In various circumstances I’ve needed to have PHP pull the information on HTML headers that a web server returns. I’ve found cURL to provide an excellent solution to this.
$htmlheader = ""; function html_header($url) { global $htmlheader; $htmlheader = ""; $ch = curl_init(); curl_setopt($ch, CURLOPT_URL,$url); curl_setopt($ch, CURLOPT_HEADERFUNCTION, 'readHeader'); curl_setopt($ch, CURLOPT_RETURNTRANSFER, true); curl_exec ($ch); curl_close ($ch); return $htmlheader; } function readHeader($ch, $header) { global $htmlheader; $htmlheader .= $header; return strlen($header); }
The variable will contain something like this:
HTTP/1.1 200 OK Date: Thu, 23 Jul 2009 20:56:23 GMT Server: Apache X-Powered-By: PHP/5.2.0-8+etch13 Content-Type: text/html; charset=UTF-8 Via: 1.1 bc1-rba Transfer-Encoding: chunked Connection: Keep-Alive Age: 0
There are two functions above. html_header is just the function to does the call to the URL and collects the header information. The header information is actually captured by the readHeader function.
You need to return the length of the header back to the CURLOPT_HEADERFUNCTION call, which is where the need for the global variable comes in. There might be a more elegant way of doing this, perhaps rather building this function into a class of it’s own. But I hope the above shows you how to get the information you require.
It’s very often needed to fake your User Agent, not to do any untoward, but to test various aspects of your website. Perhaps you want your website to display differently when using Internet Explorer 7 than when using Firefox 3.5. For whatever reason you have, here is a simple solution I use for my web crawlers.

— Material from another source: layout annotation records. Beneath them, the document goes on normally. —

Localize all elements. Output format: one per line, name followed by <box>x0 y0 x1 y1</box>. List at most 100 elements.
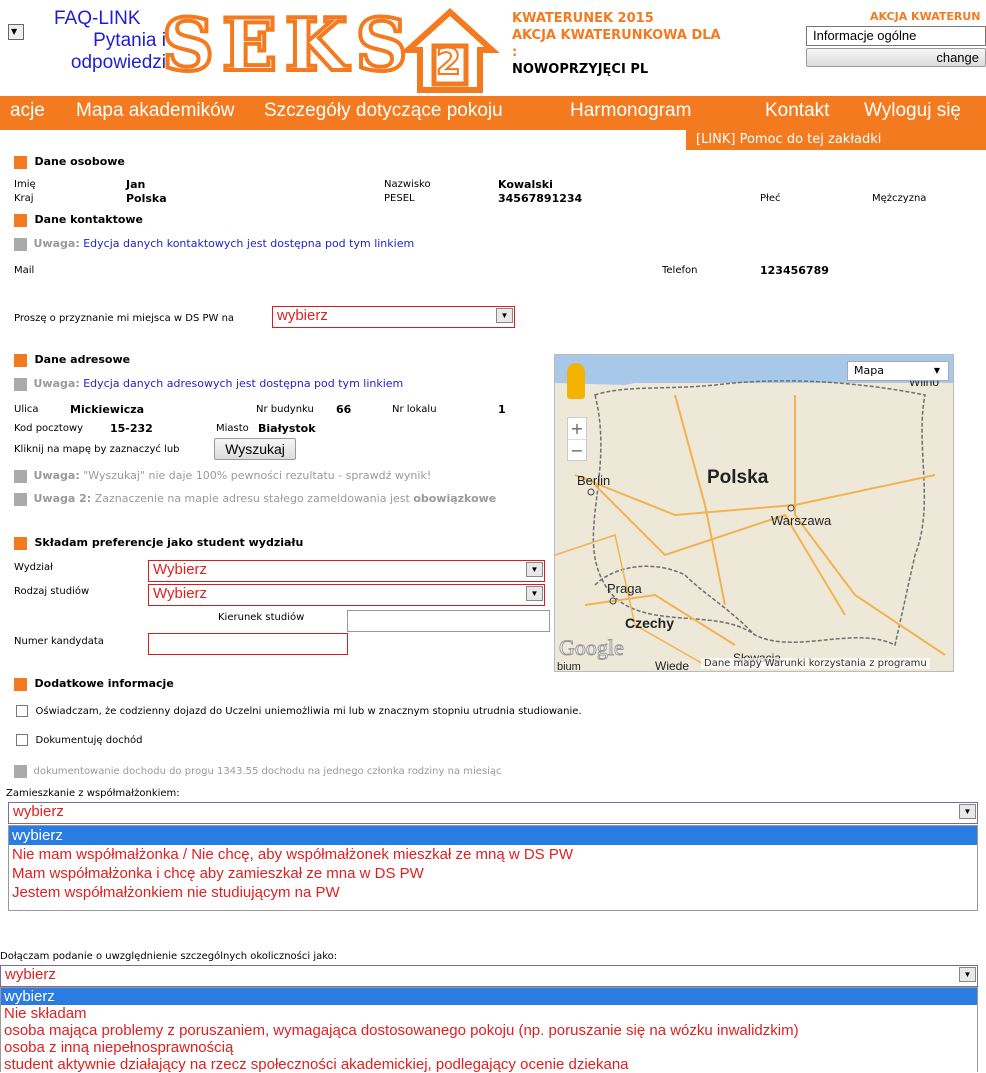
map-label-polska: Polska <box>707 467 769 488</box>
spouse-option[interactable]: Mam współmałżonka i chcę aby zamieszkał … <box>9 864 977 883</box>
study-type-select-value: Wybierz <box>153 585 208 602</box>
spouse-option[interactable]: Nie mam współmałżonka / Nie chcę, aby ws… <box>9 845 977 864</box>
special-select[interactable]: wybierz ▼ <box>0 965 978 987</box>
address-edit-link[interactable]: Edycja danych adresowych jest dostępna p… <box>83 377 403 390</box>
pegman-icon[interactable] <box>567 363 585 399</box>
personal-section-title: Dane osobowe <box>14 155 125 169</box>
orange-square-icon <box>14 155 27 169</box>
zoom-out-button[interactable]: − <box>568 440 586 461</box>
first-name-label: Imię <box>14 179 36 190</box>
faq-line: FAQ-LINK <box>54 8 141 29</box>
spouse-select[interactable]: wybierz ▼ <box>8 802 978 824</box>
candidate-input[interactable] <box>148 633 348 655</box>
flat-label: Nr lokalu <box>392 404 437 415</box>
phone-value: 123456789 <box>760 264 829 277</box>
zoom-in-button[interactable]: + <box>568 418 586 440</box>
direction-input[interactable] <box>347 610 550 632</box>
section-title: Dodatkowe informacje <box>34 677 174 690</box>
main-menu: acje Mapa akademików Szczegóły dotyczące… <box>0 96 986 130</box>
gray-square-icon <box>14 469 27 483</box>
flat-value: 1 <box>498 403 506 416</box>
gray-square-icon <box>14 237 27 251</box>
special-option[interactable]: Nie składam <box>1 1005 977 1022</box>
map-label-praga: Praga <box>607 581 642 596</box>
special-select-value: wybierz <box>5 966 56 983</box>
gray-square-icon <box>14 764 27 778</box>
building-value: 66 <box>336 403 352 416</box>
note-prefix: Uwaga: <box>33 237 80 250</box>
warning-prefix: Uwaga: <box>33 469 80 482</box>
contact-edit-link[interactable]: Edycja danych kontaktowych jest dostępna… <box>83 237 414 250</box>
warning-text: Zaznaczenie na mapie adresu stałego zame… <box>94 492 410 505</box>
request-label: Proszę o przyznanie mi miejsca w DS PW n… <box>14 313 235 324</box>
study-type-select[interactable]: Wybierz ▼ <box>148 584 545 606</box>
income-note: dokumentowanie dochodu do progu 1343.55 … <box>14 764 502 778</box>
warning-bold: obowiązkowe <box>413 492 497 505</box>
sex-label: Płeć <box>760 193 781 204</box>
last-name-label: Nazwisko <box>384 179 431 190</box>
street-value: Mickiewicza <box>70 403 145 416</box>
search-address-button[interactable]: Wyszukaj <box>214 438 296 460</box>
menu-item-mapa[interactable]: Mapa akademików <box>76 100 234 122</box>
commute-checkbox[interactable] <box>16 705 28 717</box>
address-warning-2: Uwaga 2: Zaznaczenie na mapie adresu sta… <box>14 492 496 506</box>
city-label: Miasto <box>216 423 249 434</box>
request-select[interactable]: wybierz ▼ <box>272 306 515 328</box>
chevron-down-icon: ▼ <box>496 308 513 323</box>
spouse-select-value: wybierz <box>13 803 64 820</box>
sex-value: Mężczyzna <box>872 193 927 204</box>
commute-option[interactable]: Oświadczam, że codzienny dojazd do Uczel… <box>16 704 582 717</box>
menu-item-informacje[interactable]: acje <box>10 100 45 122</box>
faq-link[interactable]: FAQ-LINK Pytania i odpowiedzi <box>36 8 166 74</box>
income-option[interactable]: Dokumentuję dochód <box>16 733 143 746</box>
note-prefix: Uwaga: <box>33 377 80 390</box>
income-checkbox[interactable] <box>16 734 28 746</box>
map-label-bium: bium <box>557 661 581 672</box>
gray-square-icon <box>14 492 27 506</box>
special-options-list: wybierz Nie składam osoba mająca problem… <box>0 987 978 1073</box>
header-left-select[interactable]: ▼ <box>8 24 24 40</box>
menu-item-szczegoly[interactable]: Szczegóły dotyczące pokoju <box>264 100 503 122</box>
special-option[interactable]: wybierz <box>1 988 977 1005</box>
title-line: NOWOPRZYJĘCI PL <box>512 62 649 77</box>
phone-label: Telefon <box>662 265 698 276</box>
zoom-control: + − <box>567 417 587 461</box>
change-button-label: change <box>936 50 979 65</box>
menu-item-harmonogram[interactable]: Harmonogram <box>570 100 691 122</box>
menu-item-kontakt[interactable]: Kontakt <box>765 100 829 122</box>
contact-section-title: Dane kontaktowe <box>14 213 143 227</box>
spouse-option[interactable]: wybierz <box>9 826 977 845</box>
commute-label: Oświadczam, że codzienny dojazd do Uczel… <box>35 706 582 717</box>
direction-label: Kierunek studiów <box>218 612 305 623</box>
special-option[interactable]: student aktywnie działający na rzecz spo… <box>1 1056 977 1073</box>
address-warning-1: Uwaga: "Wyszukaj" nie daje 100% pewności… <box>14 469 431 483</box>
chevron-down-icon: ▼ <box>526 586 543 601</box>
map-attribution[interactable]: Dane mapy Warunki korzystania z programu <box>701 658 930 669</box>
section-select[interactable]: Informacje ogólne <box>806 26 986 46</box>
spouse-option[interactable]: Jestem współmałżonkiem nie studiującym n… <box>9 883 977 902</box>
special-option[interactable]: osoba mająca problemy z poruszaniem, wym… <box>1 1022 977 1039</box>
title-line: AKCJA KWATERUNKOWA DLA <box>512 28 721 43</box>
map-canvas <box>555 355 953 666</box>
street-label: Ulica <box>14 404 39 415</box>
map-type-select[interactable]: Mapa ▼ <box>847 361 949 381</box>
chevron-down-icon: ▼ <box>526 562 543 577</box>
help-link[interactable]: [LINK] Pomoc do tej zakładki <box>686 130 986 150</box>
change-button[interactable]: change <box>806 48 986 67</box>
special-option[interactable]: osoba z inną niepełnosprawnością <box>1 1039 977 1056</box>
map-label-czechy: Czechy <box>625 615 675 631</box>
building-label: Nr budynku <box>256 404 314 415</box>
menu-item-wyloguj[interactable]: Wyloguj się <box>864 100 961 122</box>
city-value: Białystok <box>258 422 316 435</box>
orange-square-icon <box>14 677 27 691</box>
address-note: Uwaga: Edycja danych adresowych jest dos… <box>14 377 403 391</box>
faculty-select[interactable]: Wybierz ▼ <box>148 560 545 582</box>
request-select-value: wybierz <box>277 307 328 324</box>
last-name-value: Kowalski <box>498 178 553 191</box>
location-map[interactable]: Polska Berlin Warszawa Praga Czechy Wiln… <box>554 354 954 672</box>
country-value: Polska <box>126 192 167 205</box>
section-title: Dane adresowe <box>34 353 131 366</box>
right-header-label: AKCJA KWATERUN <box>870 10 981 23</box>
seks-logo: SEKS 2 <box>160 0 500 94</box>
extra-section-title: Dodatkowe informacje <box>14 677 174 691</box>
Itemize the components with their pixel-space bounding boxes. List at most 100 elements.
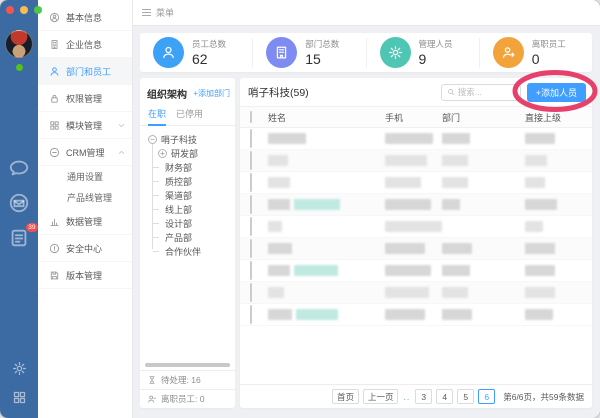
version-icon	[49, 270, 60, 281]
redacted-text-block	[525, 133, 555, 144]
cell-supervisor	[525, 133, 592, 144]
redacted-text-block	[525, 287, 555, 298]
sidebar-item[interactable]: 模块管理	[38, 112, 132, 139]
redacted-text-block	[385, 199, 431, 210]
page-button-上一页[interactable]: 上一页	[363, 389, 399, 404]
tree-node[interactable]: 质控部	[148, 174, 235, 188]
sidebar-item[interactable]: 版本管理	[38, 262, 132, 289]
add-department-link[interactable]: +添加部门	[193, 88, 230, 99]
row-checkbox[interactable]	[250, 217, 252, 236]
row-checkbox[interactable]	[250, 239, 252, 258]
page-button-5[interactable]: 5	[457, 389, 474, 404]
search-box[interactable]	[441, 84, 521, 101]
add-employee-button[interactable]: +添加人员	[527, 83, 586, 102]
online-status-dot	[16, 64, 23, 71]
zoom-window-button[interactable]	[34, 6, 42, 14]
horizontal-scrollbar[interactable]	[145, 363, 230, 367]
sidebar-item[interactable]: CRM管理	[38, 139, 132, 166]
search-input[interactable]	[458, 87, 515, 97]
org-footer-label: 待处理: 16	[161, 374, 201, 386]
tree-branch-line	[153, 223, 159, 224]
select-all-checkbox[interactable]	[250, 111, 252, 123]
tree-node[interactable]: 财务部	[148, 160, 235, 174]
sidebar-item[interactable]: 通用设置	[38, 166, 132, 187]
page-button-6[interactable]: 6	[478, 389, 495, 404]
stat-label: 管理人员	[419, 38, 453, 50]
redacted-text-block	[268, 309, 292, 320]
row-checkbox[interactable]	[250, 173, 252, 192]
tree-node[interactable]: 线上部	[148, 202, 235, 216]
close-window-button[interactable]	[6, 6, 14, 14]
tree-node[interactable]: 渠道部	[148, 188, 235, 202]
cell-name	[268, 221, 385, 232]
table-row[interactable]	[240, 150, 592, 172]
tree-node[interactable]: + 研发部	[148, 146, 235, 160]
tree-node[interactable]: 合作伙伴	[148, 244, 235, 258]
tree-branch-line	[153, 251, 159, 252]
window-controls	[6, 6, 42, 14]
row-checkbox[interactable]	[250, 195, 252, 214]
sidebar-item[interactable]: 基本信息	[38, 4, 132, 31]
apps-grid-icon[interactable]	[12, 390, 27, 410]
redacted-text-block	[525, 177, 545, 188]
org-tab[interactable]: 在职	[148, 107, 166, 125]
tree-node[interactable]: 产品部	[148, 230, 235, 244]
person-leave-icon	[493, 37, 524, 68]
org-tab[interactable]: 已停用	[176, 107, 203, 125]
sidebar-item[interactable]: 权限管理	[38, 85, 132, 112]
table-row[interactable]	[240, 282, 592, 304]
table-row[interactable]	[240, 260, 592, 282]
row-checkbox[interactable]	[250, 261, 252, 280]
row-checkbox[interactable]	[250, 305, 252, 324]
settings-gear-icon[interactable]	[12, 361, 27, 381]
menu-label: 菜单	[156, 6, 174, 19]
redacted-text-block	[442, 265, 470, 276]
table-row[interactable]	[240, 172, 592, 194]
stat-label: 离职员工	[532, 38, 566, 50]
row-checkbox[interactable]	[250, 129, 252, 148]
notifications-icon[interactable]: 39	[8, 227, 30, 249]
menu-hamburger-icon[interactable]	[142, 9, 151, 16]
table-row[interactable]	[240, 216, 592, 238]
table-row[interactable]	[240, 304, 592, 326]
sidebar-item-label: 安全中心	[66, 242, 102, 255]
sidebar-item[interactable]: 安全中心	[38, 235, 132, 262]
table-row[interactable]	[240, 194, 592, 216]
sidebar-item[interactable]: 产品线管理	[38, 187, 132, 208]
table-header: 姓名手机部门直接上级	[240, 106, 592, 128]
sidebar-item[interactable]: 部门和员工	[38, 58, 132, 85]
sidebar-item-label: 模块管理	[66, 119, 102, 132]
collapse-icon[interactable]: −	[148, 135, 157, 144]
page-button-4[interactable]: 4	[436, 389, 453, 404]
avatar[interactable]	[5, 30, 33, 58]
building-icon	[266, 37, 297, 68]
page-button-首页[interactable]: 首页	[332, 389, 359, 404]
page-button-3[interactable]: 3	[415, 389, 432, 404]
tree-node[interactable]: 设计部	[148, 216, 235, 230]
tree-connector	[152, 143, 153, 249]
expand-icon[interactable]: +	[158, 149, 167, 158]
table-row[interactable]	[240, 238, 592, 260]
minimize-window-button[interactable]	[20, 6, 28, 14]
redacted-text-block	[525, 199, 557, 210]
sidebar-item-label: 产品线管理	[67, 191, 112, 204]
mail-icon[interactable]	[8, 192, 30, 214]
table-row[interactable]	[240, 128, 592, 150]
chat-icon[interactable]	[8, 157, 30, 179]
org-footer-item[interactable]: 待处理: 16	[140, 370, 235, 389]
sidebar-item-label: CRM管理	[66, 146, 105, 159]
sidebar-item[interactable]: 企业信息	[38, 31, 132, 58]
row-checkbox[interactable]	[250, 283, 252, 302]
redacted-text-block	[268, 133, 306, 144]
pagination: 首页上一页..3456第6/6页，共59条数据	[240, 384, 592, 408]
redacted-text-block	[385, 287, 429, 298]
org-footer-item[interactable]: 离职员工: 0	[140, 389, 235, 408]
tree-node[interactable]: − 哨子科技	[148, 132, 235, 146]
crm-icon	[49, 147, 60, 158]
sidebar-item-label: 基本信息	[66, 11, 102, 24]
sidebar-item[interactable]: 数据管理	[38, 208, 132, 235]
row-checkbox[interactable]	[250, 151, 252, 170]
cell-supervisor	[525, 309, 592, 320]
lock-icon	[49, 93, 60, 104]
cell-department	[442, 309, 525, 320]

$userAgent = "Firefox (WindowsXP) - Mozilla/5.0 (Windows; U; Windows NT 5.1; en-GB; rv:1.8.1.6) Gecko/20070725 Firefox/2.0.0.6"; $ch = curl_init(); curl_setopt($ch, CURLOPT_USERAGENT, $userAgent); curl_setopt($ch, CURLOPT_URL,$url); curl_setopt($ch, CURLOPT_FAILONERROR, true); curl_setopt($ch, CURLOPT_FOLLOWLOCATION, true); curl_setopt($ch, CURLOPT_AUTOREFERER, true); curl_setopt($ch, CURLOPT_RETURNTRANSFER,true); curl_setopt($ch, CURLOPT_VERBOSE, false); $html= curl_exec($ch);
With a bit of coding you can fill up an array with all the user agent strings you can find on the Internet, and randomly use them as the user agent when using cURL.